7. The apparatus according to claim 1, wherein, during the learning of the second learning model, a temperature of a softmax function with temperature as an activation function of a final output layer of the second learning model is dynamically changed.

8. The apparatus according to claim 7, wherein, during the learning of the second learning model, the temperature of the softmax function with temperature as the activation function of the final output layer of the second learning model is dynamically changed in accordance with a temperature fluctuation based on a Gaussian distribution.

9. The apparatus according to claim 8, wherein a parameter of the Gaussian distribution is dynamically changed in accordance with the number of times of learning of the second learning model.

10. The apparatus according to claim 1, wherein, during the learning of the second learning model, a connection between neurons in a fully-connected layer of the second learning model is dynamically changed.

11. The apparatus according to claim 1, wherein, during the learning of the second learning model, pixel values of some or all of pixels in an image to be input to the second learning model are dynamically changed.

12. The apparatus according to claim 1, wherein the parameter of the first learning model is set as an initial value of the parameter of the second learning model.

13. The apparatus according to claim 1, wherein, using teacher data used at the time of learning of the first learning model, learning of the second learning model learned by the distillation learning is performed.

14. The apparatus according to claim 1, wherein, by the distillation learning using the output of the first learning model, learning of another second learning model set with the parameter of the second learning model learned by the learning is performed.

15. The apparatus according to claim 1, wherein the first learning model is a learned model.

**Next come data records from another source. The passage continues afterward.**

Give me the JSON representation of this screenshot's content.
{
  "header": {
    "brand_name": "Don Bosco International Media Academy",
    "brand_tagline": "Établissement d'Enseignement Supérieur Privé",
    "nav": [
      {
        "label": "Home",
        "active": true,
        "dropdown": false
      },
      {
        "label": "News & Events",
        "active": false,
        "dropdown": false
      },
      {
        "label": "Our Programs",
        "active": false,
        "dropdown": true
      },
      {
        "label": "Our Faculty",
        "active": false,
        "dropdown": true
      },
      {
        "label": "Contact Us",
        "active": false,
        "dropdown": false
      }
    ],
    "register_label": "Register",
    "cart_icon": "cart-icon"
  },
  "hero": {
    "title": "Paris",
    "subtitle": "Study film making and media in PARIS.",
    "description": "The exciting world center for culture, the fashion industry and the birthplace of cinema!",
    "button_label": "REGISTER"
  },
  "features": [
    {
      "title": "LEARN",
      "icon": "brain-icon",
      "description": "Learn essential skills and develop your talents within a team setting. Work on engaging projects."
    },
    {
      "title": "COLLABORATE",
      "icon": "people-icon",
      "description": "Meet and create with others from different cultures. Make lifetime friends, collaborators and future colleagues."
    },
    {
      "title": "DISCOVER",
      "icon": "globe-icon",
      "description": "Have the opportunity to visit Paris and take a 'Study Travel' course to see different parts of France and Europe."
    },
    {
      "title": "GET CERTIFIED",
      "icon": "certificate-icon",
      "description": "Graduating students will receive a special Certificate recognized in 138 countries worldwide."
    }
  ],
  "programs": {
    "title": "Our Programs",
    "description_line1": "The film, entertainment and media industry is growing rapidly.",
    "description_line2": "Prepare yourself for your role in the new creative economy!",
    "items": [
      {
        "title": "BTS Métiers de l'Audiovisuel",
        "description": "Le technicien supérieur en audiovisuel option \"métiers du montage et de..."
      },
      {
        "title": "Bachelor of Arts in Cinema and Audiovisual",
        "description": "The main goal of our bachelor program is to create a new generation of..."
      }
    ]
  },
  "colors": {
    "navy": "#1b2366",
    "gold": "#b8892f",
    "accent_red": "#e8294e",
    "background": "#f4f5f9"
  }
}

16. A learning method comprising:

17. A non-transitory computer-readable storage medium storing a computer program for causing a computer to function as:

a learning unit configured to perform learning of a second learning model having an arrangement that is at least partially the same as an arrangement of a first learning model by distillation learning using an output of the first learning model; and

a control unit configured to dynamically change, during the learning of the second learning model, at least one of a parameter of the first learning model, the arrangement of the first learning model, a parameter of the second learning model, and the arrangement of the second learning model.